Dinner Rolls: Divide into eight pieces. Roll each piece in your palms to make slightly flattened balls. In a round cake tin evenly space the pieces around the edge, but not quite touching the edge. Bake at 375° for 15 minutes. Turn each roll over and bake for another 10-15 minutes.

Cheesy Rolls: When mixing the dough for rolls add 1/4 to 1/2 cup of a shredded aged cheese like Asiago or Parmesan. Grated will work in a pinch but shredded gives a better texture. A sharp shredded cheddar works well too. Shredded Mozzarella doesn't quite work for some reason. Bake as regular rolls.

Flat Bread Wraps: While you are mixing the dough, heat a non-stick skillet over the stove top at a medium-low heat. Divide into eight pieces. Roll each piece just about as thin as you can. Your goal while rolling is to end up with something roughly 6 inches by 4 or 5. Close to square but just a bit longer than wide. Drop the rolled out piece onto the skillet. If the skillet is hot enough and non-stick enough, a moment or two after putting it on you should be able to "swirl" the pan and have the piece slide around. Just before you smell the cooked bread flip it over and cook for a little longer on the other side. I know that "Just before" is an odd measure. It will take a little bit of practice. I find if you can smell baking bread, then you've probably taken it a bit too far. You're looking for slightly browned but not crispy. We layer the wraps with paper towel and store in the fridge in a gallon sized zip lock bag.

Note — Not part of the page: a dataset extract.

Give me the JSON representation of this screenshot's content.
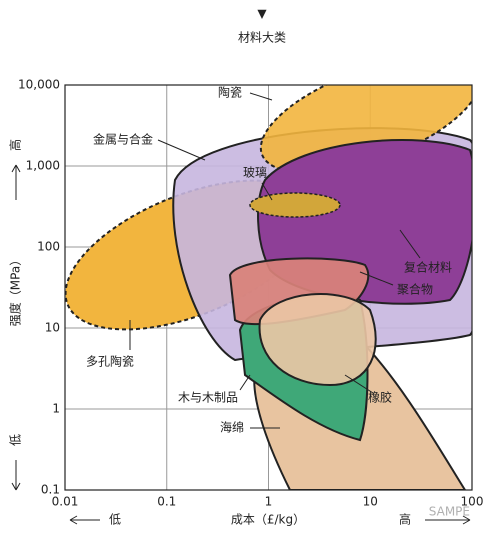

Pigs in Blankets: You'll probably want to add the baking soda to this one... Roll out snakes like you do for bread sticks but wrap the dough around a gluten free hot dog. Bake at 375° for 10 minutes, turn over and bake another 10. The dogs tend to slide out when you're done but it works well enough. Next time I do this I'm going to try putting a strip of American Cheese (the individually wrapped sliced kind) in with the Dog to try Cheesy Dogs... It might work... but I can't vouch for it.

Other: For rolls... any leafy herb would probably work. "Italian Seasoning", Oregano, Parsley, etc. We like just cheese but the herbs are okay. For wraps it might be interesting to coordinate spices with what you plan to wrap. For example, a little chili powder for spicy foods... I'm also planning on trying to make "waffle cones" by adding some sugar or cocoa to the dough and finding some way to mold them as they bake. This is based on the flat bread getting a little crunchy / crispy when over cooked. I'm just not sure what to mold it on. Maybe just bowls...

Quick Prep: Prepare as you normally would but put the uncooked dough into the freezer. When frozen, transfer the dough into a zip lock freezer bag. At any point in the future pull out one or two rolls or sticks, and bake as normal and just add 5 to 10 minutes to baking time. We cannot recommend vacuum sealing the dough balls until already frozen it seems to make the dough "weird". Once frozen you should be fine though to vacuum seal.